4 thoughts on “How to Move a Mountain, or How I Spent my Summer Staycation

  1. Wow. when you told me you were building the raised beds, I did not picture 9 of them! I had no idea of the magnitude of the project. I am going to carry the picture of one shovelful at a time in my head — for all sorts of things that lie ahead.

    1. Yeah, Laurie! This is a real “Phew!!” Now I get to enjoy it. Like I just told my neighbor friend that I go walking with, I want this to be a garden I can sit in with friends (like you) and have tea or do needlework or just talk and laugh. And yes, it’s really become a living parable for me, for “all sorts of things” that might lie ahead.

      (So good to see you here again, friend.)

  2. Wow, that truly was a mountain you moved! I’m impressed…and inspired; have thought about changing my low rows to raised beds, hmmmm

    1. Lynn, I’m so glad to meet you! I’ve just visited your blog and love your poetry. And there’s this “coincidence”: I came upon your comment here just after editing a little poem I’d “happened on” in my messy files and transferring it to my blog drafts. Hmm, looks like we share more than one interest—though poetry and gardening really seem related somehow, don’t they?
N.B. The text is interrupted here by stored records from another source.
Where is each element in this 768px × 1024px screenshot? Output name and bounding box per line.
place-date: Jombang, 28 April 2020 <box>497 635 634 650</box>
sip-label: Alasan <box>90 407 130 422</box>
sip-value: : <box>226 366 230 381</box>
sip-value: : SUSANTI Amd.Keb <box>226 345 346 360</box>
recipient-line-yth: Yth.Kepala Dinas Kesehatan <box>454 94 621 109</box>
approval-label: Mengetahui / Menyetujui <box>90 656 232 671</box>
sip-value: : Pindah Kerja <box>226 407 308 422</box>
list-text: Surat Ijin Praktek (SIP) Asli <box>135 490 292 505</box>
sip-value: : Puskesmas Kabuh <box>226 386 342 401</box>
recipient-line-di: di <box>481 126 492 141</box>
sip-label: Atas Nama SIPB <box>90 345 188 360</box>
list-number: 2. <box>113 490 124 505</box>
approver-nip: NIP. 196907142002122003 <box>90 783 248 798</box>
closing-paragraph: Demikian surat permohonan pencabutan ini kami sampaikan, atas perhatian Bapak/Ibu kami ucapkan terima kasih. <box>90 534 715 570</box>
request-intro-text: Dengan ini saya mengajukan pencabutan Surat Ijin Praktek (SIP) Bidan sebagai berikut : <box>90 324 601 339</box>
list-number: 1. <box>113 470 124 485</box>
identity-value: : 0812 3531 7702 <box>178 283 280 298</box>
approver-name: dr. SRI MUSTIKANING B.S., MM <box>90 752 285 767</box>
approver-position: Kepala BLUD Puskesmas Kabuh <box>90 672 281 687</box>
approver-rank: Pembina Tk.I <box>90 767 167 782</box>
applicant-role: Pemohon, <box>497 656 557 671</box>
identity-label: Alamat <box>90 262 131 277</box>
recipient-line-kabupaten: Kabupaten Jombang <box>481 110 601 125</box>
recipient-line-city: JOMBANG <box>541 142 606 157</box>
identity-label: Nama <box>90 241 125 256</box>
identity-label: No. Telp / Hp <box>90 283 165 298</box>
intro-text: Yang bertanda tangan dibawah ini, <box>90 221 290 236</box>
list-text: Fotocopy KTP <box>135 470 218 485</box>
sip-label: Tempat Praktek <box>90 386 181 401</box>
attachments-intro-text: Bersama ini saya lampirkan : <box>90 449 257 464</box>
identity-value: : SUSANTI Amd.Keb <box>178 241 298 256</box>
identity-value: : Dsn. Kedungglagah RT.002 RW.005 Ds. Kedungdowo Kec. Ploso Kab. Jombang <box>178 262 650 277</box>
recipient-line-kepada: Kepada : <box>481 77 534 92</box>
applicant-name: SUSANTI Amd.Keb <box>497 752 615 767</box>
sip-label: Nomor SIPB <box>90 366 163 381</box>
      Re the raised beds: I love them! This is my kind of gardening. I would recommend that you start with just one bed the first year, which is what I did. (I would have been overwhelmed, and undone—and quite possibly dead, if I had tried to do all the above at once!) I also recommend the book “Lasagna Gardening” by Patricia Lanza, for rich and easy, weed-free beds. Let me know if you start in on this venture—and God bless it!